Party At Ground Zero

Yesterday was my birthday.  

So many kind people wished me well, and I’ve officially got myself a big case of the warm fuzzies (even if you forgot…yes you…I see you over there).  Normally I dread my birthday, and all that it entails, but this time I made it through with a smile on my face.  I don’t remember ever being single on my birthday, so this was all very new to me…but hanging out with my son during the day, and with Mercedes, Casey, and Trish in the evening, (drinking faaaaaaar too much and eating tacos) eased that sting considerably.  I’m calling it a win.  

It’s 1:30PM and I’m still in bed.  I don’t get hungover, but drinking makes me exceedingly tired, and I’m enjoying having the day off.  I’ve got a few of those (days off) coming up in the next week, though I will be doing nothing but packing until the apartment is ready to go.  Soooooo many things up in the air at the moment, and I’m working incredibly hard to control what I can.  It keeps me sane.  

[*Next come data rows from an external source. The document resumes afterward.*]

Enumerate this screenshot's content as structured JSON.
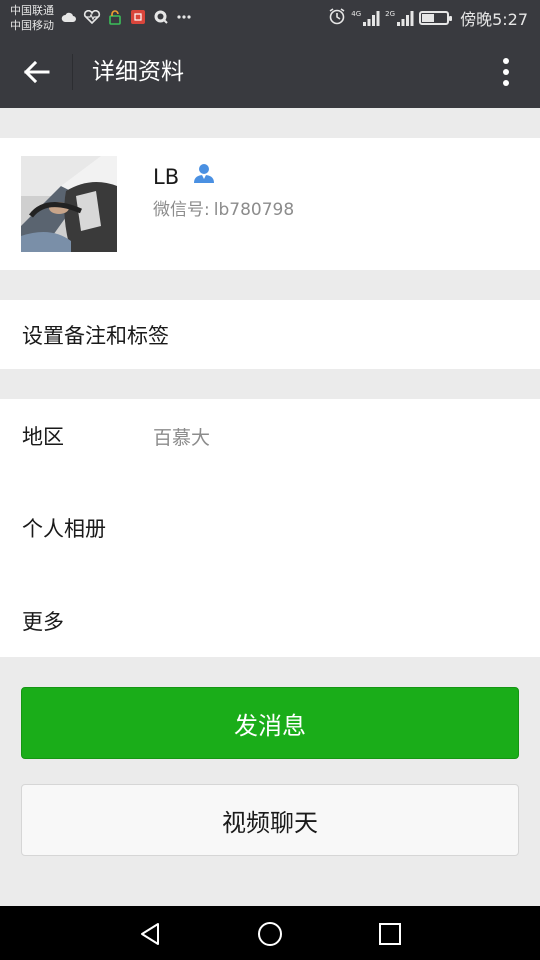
{
  "status_bar": {
    "carrier_1": "中国联通",
    "carrier_2": "中国移动",
    "network_1": "4G",
    "network_2": "2G",
    "time": "傍晚5:27",
    "battery_level": 0.45
  },
  "header": {
    "title": "详细资料"
  },
  "profile": {
    "name": "LB",
    "wechat_id_label": "微信号:",
    "wechat_id": "lb780798"
  },
  "remark": {
    "label": "设置备注和标签"
  },
  "info": {
    "region_label": "地区",
    "region_value": "百慕大",
    "album_label": "个人相册",
    "more_label": "更多"
  },
  "actions": {
    "send_message": "发消息",
    "video_call": "视频聊天"
  },
  "colors": {
    "header_bg": "#393a3f",
    "primary_green": "#1aad19",
    "contact_icon": "#4a90e2"
  }
}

I am loving the idea of possibilities these days.  Potential this, and possible that.  Nothing but doors opening everywhere…we just have to step through them.  It’s all very Alice In Wonderland around here.  Down the rabbit hole and on to new adventures.  I’m not sure I’ve ever been more ready.  What an exciting time.  I finally know what I want, and I will have it all…I refuse to take no for an answer anymore.  ❤️

I might be conspicuously absent for the next week, but you better believe I’ll be back and updating like a madwoman as the moving process begins.  Gotta process all that change somehow!  lol

Smile.  Be well.  Be you.  Be back soon.